By the way - when I was a kid, I thought the most beautiful woman on earth had to be Nancy Sakovich, star of such Canadian fare as Destiny Ridge and Psi-Factor. To this day, I maintain that she was the only reason to watch either of those shows. She later played Silken Laumann in a made-for-TV biopic, and the same year starred in another made-for-TV biopic, The Jesse Ventura Story. As you can see from this picture, she is still very attractive. But usually, in Canadian TV shows and movies, the “hot girl” was what screamed “second class Canadian!” at the top of her lungs. Because usually the “hot girl” was the chick who played Amanda on Ready Or Not, or the older daughter from Danger Bay, or someone like that. All attractive girls, to be sure, but it’s a different kind of attractive. Were the film or show American, the girls would be played by Jessica Simpson or Mischa Barton or some such thing. There was just an added bit of glamour. Now, it was likely in the way they were shot, more so than in the actual selection of the actresses, but that doesn’t change the fact that there was always a distinct difference.

OK. Now that I had an excuse to put a picture of Nancy Sakovich into a review of a totally non-Nancy-Sakovich related movie, here are some words about Surviving My Mother. It does not smack of Canadian. That, I truly believe, is one of the highest compliments one can pay a Canadian movie. You film it here, you use our stars, you use our cinematographers, and yet an outsider would not know it was Canadian. That’s huge. Now, before all you rah-rah patriotic Canadians get righteously indignant with me, I would like to say this: A movie or TV show that smacks of Canadian is bad. Nikita, Danger Bay, Bumper Stumpers, Bon Cop Bad Cop. But something that feels Canadian is good - Corner Gas, Little Mosque on the Prairie, Away From Her, or Surviving My Mother. This movie is good. And it feels Canadian. Ellen David plays Clara, a woman whose mother has been sick for a long time, living with the family, and has been an enormous burden on everyone. She is a horribly bitter old woman, played comically by Veronique Le Flaguais. Colin Mochrie is Clara’s husband, and Caroline Dhavernas is their daughter Bianca.

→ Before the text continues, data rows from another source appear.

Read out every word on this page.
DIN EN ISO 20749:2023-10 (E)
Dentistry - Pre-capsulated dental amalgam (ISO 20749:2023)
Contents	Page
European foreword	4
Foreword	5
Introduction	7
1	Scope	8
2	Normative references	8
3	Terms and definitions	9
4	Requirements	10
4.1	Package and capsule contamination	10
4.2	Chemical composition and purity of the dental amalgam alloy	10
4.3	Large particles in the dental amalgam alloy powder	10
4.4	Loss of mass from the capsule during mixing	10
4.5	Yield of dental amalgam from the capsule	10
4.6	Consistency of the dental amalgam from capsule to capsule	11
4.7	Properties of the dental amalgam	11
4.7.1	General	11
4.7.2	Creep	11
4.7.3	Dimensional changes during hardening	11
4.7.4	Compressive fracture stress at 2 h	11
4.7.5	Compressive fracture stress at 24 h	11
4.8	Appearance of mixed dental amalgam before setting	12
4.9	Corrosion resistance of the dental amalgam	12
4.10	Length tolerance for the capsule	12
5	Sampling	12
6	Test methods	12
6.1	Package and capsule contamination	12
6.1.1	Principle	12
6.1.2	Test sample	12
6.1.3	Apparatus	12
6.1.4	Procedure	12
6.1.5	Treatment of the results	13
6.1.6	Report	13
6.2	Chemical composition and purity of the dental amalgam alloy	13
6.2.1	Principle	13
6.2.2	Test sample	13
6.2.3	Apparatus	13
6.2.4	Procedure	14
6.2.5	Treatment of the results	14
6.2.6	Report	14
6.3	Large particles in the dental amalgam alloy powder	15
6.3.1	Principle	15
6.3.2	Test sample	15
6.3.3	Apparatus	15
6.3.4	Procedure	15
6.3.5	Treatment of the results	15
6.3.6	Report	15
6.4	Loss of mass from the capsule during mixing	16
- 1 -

When Clara’s mother finally dies, Clara feels like she needs to recapture some of her life that she wasted doting on the frail old lady. She does that by attempting to re-connect with her daughter, and really getting to know her. This leads to some very good scenes, most notably a scene in a movie theatre that is almost self-referential, where the two of them are watching some stupid Hollywood comedy and the daughter starts sobbing. The big drama in the movie centres around the daughter. Does the mom really want to know her daughter that well? Those of us watching would think not. The daughter, you see, is a very dirty tramp. She sleeps with dozens of married men, with anonymous partners she meets online, and has been whoring herself out for a very long time. Her latest partner turns out to be someone fairly close to the family, a local priest who, like Bianca, is living very much of a double life. I would have liked to see a lot more of the relationship between the priest and his own mother, it seems almost more interesting than the relationship between Clara and Bianca.

The movie is smart, well-written and well acted. Caroline Dhavernas is smoking hot in a very non-Canadian way. Again this isn’t her physical appearance so much as the way she is shot in the movie. She is creepily believable as the seductress, a Linda Fiorentino type almost, who leads men to their doom, and she has a very disturbing scene later on with the young priest. Normally, I watch movies like this one and think “I don’t care HOW hot she is. I would have been out of there weeks ago. No one needs that much drama.” But in this case, I sort of get it. Sort of. Toward the end, the movie gets very melodramatic, with a scene that comes off as unnecessarily harsh, which unleashes a scene that seems like a massive over-reaction, but it still works. In the end, Clara must come to terms with her relationship with her daughter at about the same time she is coming to terms with her own mother. A fine film that feels Canadian, but not obnoxiously so.